It is hard to believe that we are already halfway through December, which means we have one week left in Marlinton before we head home and work remotely until the new year. We have collected more than enough seeds from the available populations from our species list and are spending our final weeks here processing the last few buckets-full of American mountain ash, ironweed, Clematis virginiana, closed-bottle gentian and smooth alder. We may still go out collecting, but only for those seeds which persist into the winter and require minimal processing time: ironweed, staghorn sumac, C. virginiana. By the end of next week, we will have delivered all of our perennial woody plant seeds to Appalachian Headwaters where they will be stored and propagated over the next year. Our annuals will be stored here in Marlinton, since they can be cultivated in situ through wind dispersal and scattering.
We have collected thousands upon thousands of seeds during these past few months. It is quite amazing to see the totals: 14,000 seeds of alternate-leaf dogwood, over 15,000 seeds of closed-bottle gentian, and 15,000 of southern mountain cranberry. Even for species that were scantly populated (catberry, for instance) we’ve collected over a thousand seeds. Our repository will serve as a reservoir of plant life used to pioneer forest succession on strip mines in the Monongahela for years to come. In turn, the plants that grow from our seeds will impact this forest for centuries. Heck, millennia! Theoretically, the seeds we’ve collected will act as the first catalysts in the succession of an enduring red spruce forest. These plants can withstand young soils and grow in direct sunlight, and over the next decade they will morph the rocky restoration site into a haven of biodiversity. Birds and other pollinators will consume and disperse the second generation of seeds across the site, reallocating nutrients to the stripped, rocky soil and forming essential foundations for early-succession tree species. As large trees take hold in the newly rich soil, they will shade out the earliest pioneer species from our seed stock, forming an early-succession broadleaf forest. Eventually, red spruce will grow up in the shaded understory of this forest, transforming its soil composition into a deep humus layer filled with mycorrhizal fungi that push out early pioneer species and favor the dominance of late-succession coniferous tree species, and plants that can survive in the dark understory.
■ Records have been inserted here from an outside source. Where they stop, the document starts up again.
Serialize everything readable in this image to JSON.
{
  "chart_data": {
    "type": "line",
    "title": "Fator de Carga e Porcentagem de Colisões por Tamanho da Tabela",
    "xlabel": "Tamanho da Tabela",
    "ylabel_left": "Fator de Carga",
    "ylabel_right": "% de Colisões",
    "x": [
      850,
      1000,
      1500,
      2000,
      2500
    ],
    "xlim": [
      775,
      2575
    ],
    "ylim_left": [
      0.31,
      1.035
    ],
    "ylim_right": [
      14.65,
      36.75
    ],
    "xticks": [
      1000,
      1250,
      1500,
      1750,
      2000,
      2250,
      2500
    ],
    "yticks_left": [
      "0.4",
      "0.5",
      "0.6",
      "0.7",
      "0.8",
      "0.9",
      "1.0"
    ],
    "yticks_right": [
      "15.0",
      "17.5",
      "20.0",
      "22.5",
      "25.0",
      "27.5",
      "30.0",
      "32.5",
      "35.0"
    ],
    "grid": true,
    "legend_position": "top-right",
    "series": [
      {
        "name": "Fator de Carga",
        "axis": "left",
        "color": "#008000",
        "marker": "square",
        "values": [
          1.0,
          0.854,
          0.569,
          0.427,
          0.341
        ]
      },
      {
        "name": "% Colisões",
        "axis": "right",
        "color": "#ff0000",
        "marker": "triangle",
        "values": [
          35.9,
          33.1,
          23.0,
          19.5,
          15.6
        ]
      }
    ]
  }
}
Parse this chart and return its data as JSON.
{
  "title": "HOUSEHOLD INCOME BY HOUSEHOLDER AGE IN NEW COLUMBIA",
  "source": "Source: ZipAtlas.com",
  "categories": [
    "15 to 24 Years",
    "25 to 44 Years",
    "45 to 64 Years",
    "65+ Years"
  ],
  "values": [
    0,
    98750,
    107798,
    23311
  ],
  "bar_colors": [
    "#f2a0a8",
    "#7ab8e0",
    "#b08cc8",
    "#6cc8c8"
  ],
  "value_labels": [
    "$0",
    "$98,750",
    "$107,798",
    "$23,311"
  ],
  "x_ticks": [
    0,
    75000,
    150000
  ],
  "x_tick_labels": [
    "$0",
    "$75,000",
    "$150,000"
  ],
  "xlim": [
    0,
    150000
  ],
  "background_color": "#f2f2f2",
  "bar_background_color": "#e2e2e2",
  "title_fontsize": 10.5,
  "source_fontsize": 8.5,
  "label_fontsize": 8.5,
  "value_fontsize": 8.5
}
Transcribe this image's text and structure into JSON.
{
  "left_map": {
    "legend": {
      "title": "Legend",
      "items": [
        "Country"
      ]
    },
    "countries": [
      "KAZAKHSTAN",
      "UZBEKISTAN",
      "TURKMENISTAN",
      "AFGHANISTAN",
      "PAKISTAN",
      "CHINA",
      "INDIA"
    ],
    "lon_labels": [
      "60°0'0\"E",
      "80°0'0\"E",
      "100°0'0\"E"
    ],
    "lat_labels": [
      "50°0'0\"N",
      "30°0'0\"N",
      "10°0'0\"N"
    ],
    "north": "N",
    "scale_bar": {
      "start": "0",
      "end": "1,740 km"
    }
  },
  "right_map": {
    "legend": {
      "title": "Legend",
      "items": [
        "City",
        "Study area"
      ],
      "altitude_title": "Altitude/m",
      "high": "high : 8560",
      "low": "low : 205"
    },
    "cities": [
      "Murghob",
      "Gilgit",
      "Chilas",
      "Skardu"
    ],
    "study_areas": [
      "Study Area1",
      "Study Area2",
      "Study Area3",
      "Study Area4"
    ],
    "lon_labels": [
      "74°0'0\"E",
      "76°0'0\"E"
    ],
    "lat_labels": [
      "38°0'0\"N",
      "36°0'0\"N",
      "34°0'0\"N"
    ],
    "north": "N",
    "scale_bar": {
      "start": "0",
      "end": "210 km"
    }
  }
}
One must zoom out at least one hundred years to see how our daily efforts will endure. Three generations from now, visitors may come across Sharp’s Knob and walk upon a cushion of moss and knee-deep duff teeming with a root network of ectomycorrhizal fungi. Maybe they will breathe the cool, terpene-scented air found only in a copse of red spruce, their eyes comfortably shaded by the dense canopy above. Perhaps they, too, will collect fruits, but instead in the form of Vaccinium berries, mayapples, mushrooms, spruce cones. And on the way out, they’re bound to drop a few on the ground, dispersing the next generation of forest flora.